Accidental poisonings have overtaken car crashes as the leading cause of unintentional deaths in Louisiana. And, it's an opioid epidemic that's getting the blame.
Dr. James Diaz, Medical Toxicologist and Head of Environmental & Occupational Health at LSU Health New Orleans School of Public Health, says it's not even close.
"Deaths from drugs...opioids, prescribed and illicit, far exceed motor vehicle deaths."
He says when Louisiana began to crackdown on opioid prescriptions, people who'd become dependent on them, started going to the streets, buying heroin and heroin deaths began to exceed motor vehicle deaths. He says the problem has grown even worse, because heroin, cocaine and methamphetamines are now being adulterated with the illicitly manufactured and deadly drug, fentanyl and related opioids.
Total opioid prescriptions per 100 Louisiana residents has decreased since 2013, while total opioid-related deaths have been steadily on the rise in this decade.
Dr. Diaz, says two out of three drug overdose deaths in Louisiana involve an opioid. And, the rate at which overdose deaths have overcome motor vehicle fatalities is alarming.
"I mean, these are far exceeding. They're double. There's a 100 percent increase over motor vehicle accident deaths."
He says Louisiana is at the epicenter of a national epidemic.
"Louisiana's right in the epicenter," he says. "There's a handful of states that are in the epicenter of this epidemic and they're all in the Mid-South. It's Louisiana, Alabama, Mississippi, Arkansas and Oklahoma. And we have a major, major problem in Louisiana."

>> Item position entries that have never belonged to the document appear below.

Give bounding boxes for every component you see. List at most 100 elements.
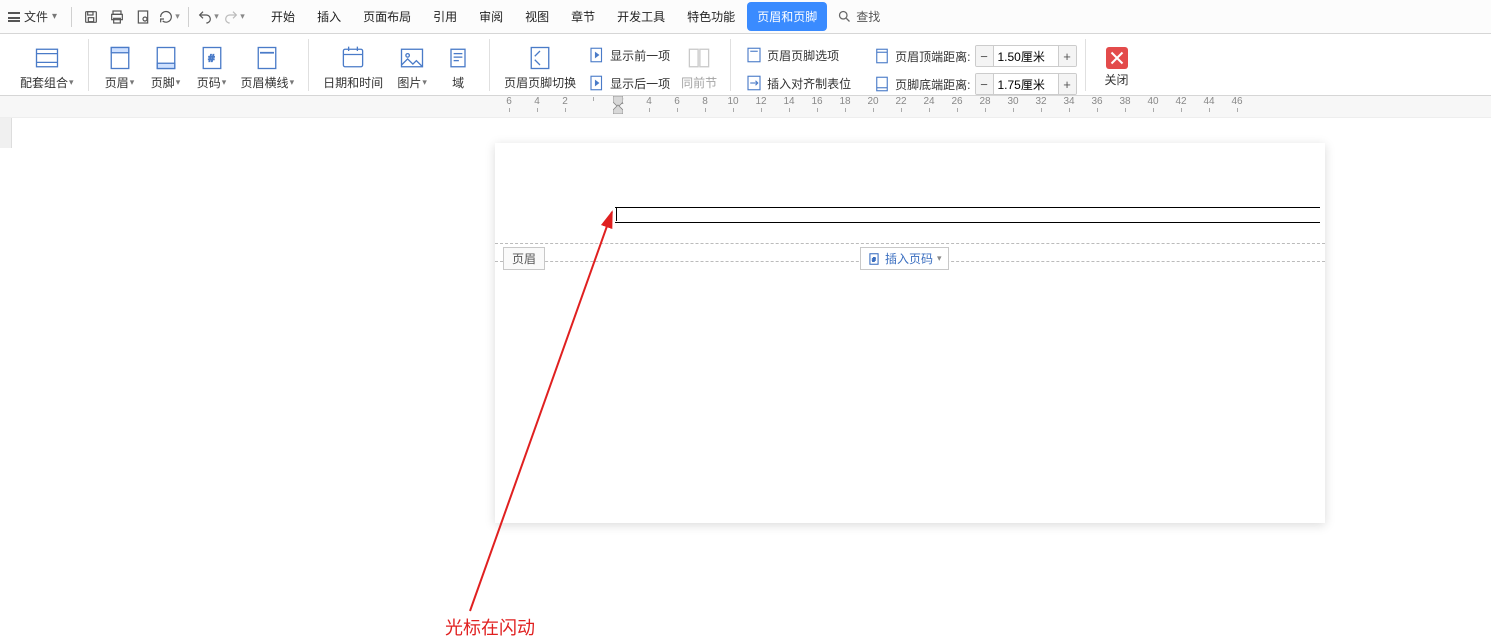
hf-options-label: 页眉页脚选项	[767, 47, 839, 64]
show-next-button[interactable]: 显示后一项	[582, 71, 676, 95]
indent-marker[interactable]	[613, 96, 623, 114]
header-distance-stepper[interactable]: − +	[975, 45, 1077, 67]
minus-button[interactable]: −	[976, 46, 994, 66]
date-time-label: 日期和时间	[323, 74, 383, 91]
ruler-tick: 44	[1195, 96, 1223, 117]
horizontal-ruler[interactable]: 6422468101214161820222426283032343638404…	[0, 96, 1491, 118]
insert-align-tab-button[interactable]: 插入对齐制表位	[739, 71, 857, 95]
insert-align-tab-label: 插入对齐制表位	[767, 75, 851, 92]
options-icon	[745, 46, 763, 64]
header-distance-input[interactable]	[994, 46, 1058, 66]
header-label: 页眉	[105, 74, 129, 91]
header-line-icon	[253, 44, 281, 72]
ruler-tick: 14	[775, 96, 803, 117]
tab-devtools[interactable]: 开发工具	[607, 2, 675, 31]
ruler-tick: 4	[635, 96, 663, 117]
hf-switch-button[interactable]: 页眉页脚切换	[498, 39, 582, 95]
tabs-bar: 开始 插入 页面布局 引用 审阅 视图 章节 开发工具 特色功能 页眉和页脚	[261, 0, 827, 33]
ruler-tick: 2	[551, 96, 579, 117]
search-box[interactable]: 查找	[837, 8, 880, 25]
page-number-icon: #	[198, 44, 226, 72]
show-prev-button[interactable]: 显示前一项	[582, 43, 676, 67]
ruler-tick: 42	[1167, 96, 1195, 117]
annotation-text: 光标在闪动	[445, 614, 535, 640]
calendar-icon	[339, 44, 367, 72]
footer-distance-input[interactable]	[994, 74, 1058, 94]
header-distance-label: 页眉顶端距离:	[895, 48, 970, 65]
chevron-down-icon: ▾	[176, 77, 181, 88]
ruler-tick: 16	[803, 96, 831, 117]
tab-insert[interactable]: 插入	[307, 2, 351, 31]
plus-button[interactable]: +	[1058, 74, 1076, 94]
date-time-button[interactable]: 日期和时间	[317, 39, 389, 95]
tab-start[interactable]: 开始	[261, 2, 305, 31]
header-edit-area[interactable]	[495, 207, 1325, 227]
same-prev-label: 同前节	[681, 74, 717, 91]
next-icon	[588, 74, 606, 92]
theme-combo-button[interactable]: 配套组合▾	[14, 39, 80, 95]
header-line-label: 页眉横线	[241, 74, 289, 91]
chevron-down-icon: ▾	[222, 77, 227, 88]
tab-header-footer[interactable]: 页眉和页脚	[747, 2, 827, 31]
plus-button[interactable]: +	[1058, 46, 1076, 66]
document-page: 页眉 # 插入页码 ▾	[495, 143, 1325, 523]
page-number-icon: #	[867, 252, 881, 266]
ruler-tick: 28	[971, 96, 999, 117]
close-hf-button[interactable]: 关闭	[1094, 39, 1140, 95]
qa-print-button[interactable]	[106, 6, 128, 28]
tab-pagelayout[interactable]: 页面布局	[353, 2, 421, 31]
tab-special[interactable]: 特色功能	[677, 2, 745, 31]
ruler-tick: 34	[1055, 96, 1083, 117]
vertical-ruler[interactable]	[0, 118, 12, 148]
ruler-tick: 36	[1083, 96, 1111, 117]
svg-text:#: #	[872, 257, 876, 263]
field-label: 域	[452, 74, 464, 91]
ruler-tick: 22	[887, 96, 915, 117]
qa-print-preview-button[interactable]	[132, 6, 154, 28]
header-distance-icon	[873, 47, 891, 65]
file-menu[interactable]: 文件 ▾	[0, 0, 65, 33]
picture-icon	[398, 44, 426, 72]
ruler-tick: 6	[495, 96, 523, 117]
picture-label: 图片	[397, 74, 421, 91]
qa-refresh-button[interactable]: ▾	[158, 6, 180, 28]
ruler-tick: 40	[1139, 96, 1167, 117]
footer-icon	[152, 44, 180, 72]
insert-page-number-button[interactable]: # 插入页码 ▾	[860, 247, 949, 270]
qa-redo-button[interactable]: ▾	[223, 6, 245, 28]
ruler-tick: 46	[1223, 96, 1251, 117]
chevron-down-icon: ▾	[937, 253, 942, 264]
theme-combo-label: 配套组合	[20, 74, 68, 91]
tab-view[interactable]: 视图	[515, 2, 559, 31]
minus-button[interactable]: −	[976, 74, 994, 94]
theme-combo-icon	[33, 44, 61, 72]
same-prev-button[interactable]: 同前节	[676, 39, 722, 95]
header-button[interactable]: 页眉▾	[97, 39, 143, 95]
separator	[188, 7, 189, 27]
picture-button[interactable]: 图片▾	[389, 39, 435, 95]
chevron-down-icon: ▾	[422, 77, 427, 88]
field-button[interactable]: 域	[435, 39, 481, 95]
close-icon	[1106, 47, 1128, 69]
hf-options-button[interactable]: 页眉页脚选项	[739, 43, 857, 67]
search-icon	[837, 9, 852, 24]
page-number-button[interactable]: # 页码▾	[189, 39, 235, 95]
header-boundary	[495, 243, 1325, 244]
footer-distance-stepper[interactable]: − +	[975, 73, 1077, 95]
chevron-down-icon: ▾	[69, 77, 74, 88]
tab-reference[interactable]: 引用	[423, 2, 467, 31]
header-icon	[106, 44, 134, 72]
align-tab-icon	[745, 74, 763, 92]
ruler-tick: 26	[943, 96, 971, 117]
header-line	[615, 207, 1320, 208]
tab-chapter[interactable]: 章节	[561, 2, 605, 31]
ruler-tick: 24	[915, 96, 943, 117]
qa-save-button[interactable]	[80, 6, 102, 28]
header-line	[615, 222, 1320, 223]
header-line-button[interactable]: 页眉横线▾	[235, 39, 301, 95]
ruler-tick: 10	[719, 96, 747, 117]
tab-review[interactable]: 审阅	[469, 2, 513, 31]
qa-undo-button[interactable]: ▾	[197, 6, 219, 28]
prev-icon	[588, 46, 606, 64]
footer-button[interactable]: 页脚▾	[143, 39, 189, 95]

"Hey, we're on the biggest distribution pathway in the south," Diaz says. "We're on I-10. That's the closest interstate to Mexico. These drugs come in from China to Mexico to the U.S. And they come right across I-10. You can ask the DEA. There are more interdictions for illicit drug trafficking on I-10 and I-12 than anywhere else in the United States."
CDC Wonder data has been used to evaluate the leading cause of unintentional deaths by state over the last 5 years.
The analysis shows the leading cause of unintentional death in Louisiana is poisoning with 22.4 deaths per 100,000 people.
According to the CDC, unintentional deaths are the third most common cause of death. And, the top three contributors are accidental poisonings, motor vehicle accidents and falls.
Unintentional deaths due to drug overdose, however, bring a new meaning to the word “accident.”